Body Without Apology
So there’s a model named Melina DiMarco from New York who shoots nude, and she treats it like it’s not a big deal. Not provocatively, not as transgression—just as fact. Her body, documented, no apology attached. The photographer is Atisha Paulson, and the work ran in Yume, an Australian fashion magazine.
What’s interesting is that this should be unremarkable by now. Photography has had a century to work through nakedness as a formal subject. But it still reads as a statement, which probably says more about the rest of us than it does about her.

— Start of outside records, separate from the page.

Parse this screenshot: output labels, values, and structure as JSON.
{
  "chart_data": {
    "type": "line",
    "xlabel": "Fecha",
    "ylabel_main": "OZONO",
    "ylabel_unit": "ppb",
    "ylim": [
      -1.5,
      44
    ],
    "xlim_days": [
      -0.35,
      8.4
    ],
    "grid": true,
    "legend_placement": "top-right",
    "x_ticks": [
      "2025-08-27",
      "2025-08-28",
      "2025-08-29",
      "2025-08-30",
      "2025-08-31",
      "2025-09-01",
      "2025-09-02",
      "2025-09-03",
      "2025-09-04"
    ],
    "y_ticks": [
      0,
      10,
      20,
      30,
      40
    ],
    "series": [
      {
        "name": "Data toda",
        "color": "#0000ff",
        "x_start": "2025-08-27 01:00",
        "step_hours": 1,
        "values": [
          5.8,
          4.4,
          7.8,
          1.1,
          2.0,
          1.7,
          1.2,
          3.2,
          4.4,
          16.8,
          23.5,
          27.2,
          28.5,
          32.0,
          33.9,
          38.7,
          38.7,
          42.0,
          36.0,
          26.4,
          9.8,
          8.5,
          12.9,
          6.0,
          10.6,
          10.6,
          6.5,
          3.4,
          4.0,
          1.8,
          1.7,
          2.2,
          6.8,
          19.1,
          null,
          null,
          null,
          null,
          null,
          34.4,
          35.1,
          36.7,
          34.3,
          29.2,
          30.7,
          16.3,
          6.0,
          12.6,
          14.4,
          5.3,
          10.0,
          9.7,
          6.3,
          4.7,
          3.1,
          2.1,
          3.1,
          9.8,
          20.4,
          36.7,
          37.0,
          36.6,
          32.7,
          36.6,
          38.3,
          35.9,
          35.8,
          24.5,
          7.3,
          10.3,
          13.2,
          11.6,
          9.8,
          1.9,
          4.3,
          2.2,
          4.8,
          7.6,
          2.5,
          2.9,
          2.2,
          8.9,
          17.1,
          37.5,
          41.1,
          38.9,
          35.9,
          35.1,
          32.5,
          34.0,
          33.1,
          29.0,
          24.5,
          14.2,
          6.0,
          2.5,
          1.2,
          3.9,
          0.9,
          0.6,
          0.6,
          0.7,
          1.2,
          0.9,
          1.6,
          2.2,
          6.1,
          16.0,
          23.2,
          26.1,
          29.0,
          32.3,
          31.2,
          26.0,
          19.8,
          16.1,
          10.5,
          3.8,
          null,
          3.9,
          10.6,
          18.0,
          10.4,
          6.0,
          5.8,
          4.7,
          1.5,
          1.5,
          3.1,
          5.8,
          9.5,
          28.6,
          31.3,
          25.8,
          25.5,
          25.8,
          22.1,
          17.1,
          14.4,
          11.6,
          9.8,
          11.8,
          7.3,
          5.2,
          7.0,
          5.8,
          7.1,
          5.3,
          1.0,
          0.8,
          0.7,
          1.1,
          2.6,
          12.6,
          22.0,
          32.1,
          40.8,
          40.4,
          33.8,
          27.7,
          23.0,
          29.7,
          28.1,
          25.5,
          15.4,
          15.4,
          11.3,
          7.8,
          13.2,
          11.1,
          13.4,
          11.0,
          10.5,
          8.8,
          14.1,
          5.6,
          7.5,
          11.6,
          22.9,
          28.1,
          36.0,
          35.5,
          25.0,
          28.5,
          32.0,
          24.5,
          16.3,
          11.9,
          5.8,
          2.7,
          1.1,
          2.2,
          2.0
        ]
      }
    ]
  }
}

She talks about the body as art, which is the obvious language for it. And I think that’s genuine on her part—not a defensive reframing, but an actual observation. The human form has proportions and lines. Light falls across it in specific ways. There’s material there to work with. The fact that we’ve wrapped so much shame around it doesn’t change what’s actually there.
I was looking at some Helmut Newton once, and someone asked if it was exploitation. Which is a real question with photography and the body. But Newton’s answer was basically: I’m documenting what’s there. The woman is there, she agreed to be there, I’m making a record. What you feel about that is your problem. I’m not sure that’s totally fair, but there’s something honest in refusing to apologize for the subject itself.
Melina seems to come from a similar place. Just clear about what she’s doing. The photographs probably aren’t for everyone. But they’re probably not meant to be. They’re for people who can look at a body and see a body, without the cultural noise on top.